Я отчетливо слышала, как животное описывает круги, сопя и кряхтя, скребет лапами и чавкает. Я взмолилась, чтобы барсук не вырыл только что посаженные луковицы лилий. Вообще-то в Китае их считают деликатесом, но откуда альтаусзеерскому барсуку знать о вкусах китайцев?
Конечно, я могла подняться, выглянуть из окна и, удостоверившись в правильности своей догадки, прогнать зверюгу, но я оказалось неспособной на сей подвиг. Сама мысль о том, чтобы встать, причиняла боль.
«Черт никогда не спит», — пришла мне на ум пословица.
С чего вдруг? Никогда прежде я не думала о черте. Странно. Должно быть, атмосфера действует на меня угнетающе, на самом деле в кустах нет ни черта, ни барсука. А ведь я посадила в свое время два куста крыжовника с внешней стороны забора в знак доброй воли, из симпатии к братьям нашим меньшим, этим ночным вредителям.
Мне почудилось, что барсук пришел не один. В следующую секунду подозрение переросло в уверенность: с дуновением ветра в комнату проник человеческий голос. Кто-то пел, аккомпанируя себе, похоже, на домбре. Я сразу определила язык песни — азери. В строфе, которую я уловила, сообщалось (в грубом переводе):

Порой я восхожу на небо и смотрю вниз, на мир.
Порой спускаюсь на землю, и мир смотрит на меня.
Стихи принадлежали перу турецкого дервиша, поэта и нумеролога, жившего в XIV веке, по имени Незими, его судьба и творчество давно занимали меня. Он был осужден как еретик, и с него живьем содрали кожу.
Но прежде чем мне удалось зарифмовать строфу, удивительная серенада пришла к логическому концу, и я услышала, как человек и барсук, топоча по плиткам подъездной дорожки, удалились прочь из моего сада. Особенно хорошо было слышно барсука: его когти издавали характерный стук — клац-клац-клац. Я задумалась, и чем долее я размышляла, тем более тревожной показалась мне череда ночных звуков. Но что, во имя неба, мне угрожало?

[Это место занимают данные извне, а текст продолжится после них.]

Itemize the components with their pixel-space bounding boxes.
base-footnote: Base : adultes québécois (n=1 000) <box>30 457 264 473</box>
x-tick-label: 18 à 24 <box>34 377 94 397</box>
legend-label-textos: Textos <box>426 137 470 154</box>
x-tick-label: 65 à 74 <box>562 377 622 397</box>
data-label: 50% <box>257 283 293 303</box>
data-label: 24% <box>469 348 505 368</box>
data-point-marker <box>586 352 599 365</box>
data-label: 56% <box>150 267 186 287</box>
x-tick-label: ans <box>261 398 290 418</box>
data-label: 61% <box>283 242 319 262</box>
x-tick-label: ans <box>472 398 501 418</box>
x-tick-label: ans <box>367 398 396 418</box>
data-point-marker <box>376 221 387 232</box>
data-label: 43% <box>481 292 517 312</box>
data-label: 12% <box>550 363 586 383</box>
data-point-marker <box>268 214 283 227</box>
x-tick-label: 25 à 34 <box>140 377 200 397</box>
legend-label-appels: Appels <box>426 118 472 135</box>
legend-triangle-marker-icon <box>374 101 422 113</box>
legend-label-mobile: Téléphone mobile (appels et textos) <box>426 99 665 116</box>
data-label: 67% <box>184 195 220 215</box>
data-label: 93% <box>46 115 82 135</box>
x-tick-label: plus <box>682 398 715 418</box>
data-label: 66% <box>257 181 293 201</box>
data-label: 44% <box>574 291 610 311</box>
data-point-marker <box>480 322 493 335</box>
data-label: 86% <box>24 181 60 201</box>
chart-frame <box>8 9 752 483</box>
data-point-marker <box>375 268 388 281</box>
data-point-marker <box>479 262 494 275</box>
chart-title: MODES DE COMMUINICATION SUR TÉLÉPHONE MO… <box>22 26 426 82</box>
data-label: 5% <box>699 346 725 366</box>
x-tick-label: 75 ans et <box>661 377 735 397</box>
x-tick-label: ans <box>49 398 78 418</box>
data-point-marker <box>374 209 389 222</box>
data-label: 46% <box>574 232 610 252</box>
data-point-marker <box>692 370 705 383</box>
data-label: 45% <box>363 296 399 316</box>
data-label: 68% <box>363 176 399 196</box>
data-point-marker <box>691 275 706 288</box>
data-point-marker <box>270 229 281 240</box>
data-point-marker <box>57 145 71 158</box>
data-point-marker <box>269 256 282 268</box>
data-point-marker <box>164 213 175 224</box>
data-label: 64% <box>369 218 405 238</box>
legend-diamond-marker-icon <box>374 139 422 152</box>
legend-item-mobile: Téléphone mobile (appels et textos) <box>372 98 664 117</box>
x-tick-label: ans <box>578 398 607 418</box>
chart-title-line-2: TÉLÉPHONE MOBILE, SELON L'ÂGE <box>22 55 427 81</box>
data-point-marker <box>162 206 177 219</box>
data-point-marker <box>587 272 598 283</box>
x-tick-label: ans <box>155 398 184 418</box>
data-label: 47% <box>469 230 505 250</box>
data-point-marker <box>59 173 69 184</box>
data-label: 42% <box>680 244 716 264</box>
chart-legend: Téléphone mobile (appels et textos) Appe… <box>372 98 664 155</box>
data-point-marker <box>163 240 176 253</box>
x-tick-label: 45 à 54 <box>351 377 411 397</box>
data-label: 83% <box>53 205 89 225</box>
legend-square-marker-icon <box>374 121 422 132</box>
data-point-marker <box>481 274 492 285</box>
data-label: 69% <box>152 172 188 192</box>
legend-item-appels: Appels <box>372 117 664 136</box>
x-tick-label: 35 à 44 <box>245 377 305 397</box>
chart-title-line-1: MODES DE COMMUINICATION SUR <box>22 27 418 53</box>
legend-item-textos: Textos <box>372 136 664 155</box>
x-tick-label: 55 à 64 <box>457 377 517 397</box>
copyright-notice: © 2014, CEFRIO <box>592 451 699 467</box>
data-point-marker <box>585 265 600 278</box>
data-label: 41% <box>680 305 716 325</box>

От пережитого волнения я забылась кошмарным сном. Меня подхватил дикий вихрь хаотично сменяемых картин: сначала я увидела каббалиста с Зальцберг-штрассе, потом практикующего друида, который на том самом месте, где сегодня стоит Альтаусзеерская церковь, занимался жертвоприношением, по кельтскому обычаю подвергая людей утоплению. Впрочем, — тут надо попенять сновидению, оно никогда не придерживается фактов, так и норовит обмануть спящего или спящую, — друид применял вино, и жертва, пьянея, захлебывалась глоток за глотком. Часто раздавалось в моем сне имя Вендлгард фон Лейслинг, с некоторых пор и наяву не дававшее мне покоя. Так звали аббатису, которая основала в XIII веке недалеко от Криткогеля Лейслингскую обитель, филиал монастыря Трунзео. Если верить легендам, Вендлгард принадлежала к друидам и попала в Австрию в виде цветочной луковицы много столетий назад, а именно в пресловутом VIII веке, когда, по Польнеру, вследствие тектонических движений земной коры образовалось Альтаусзее.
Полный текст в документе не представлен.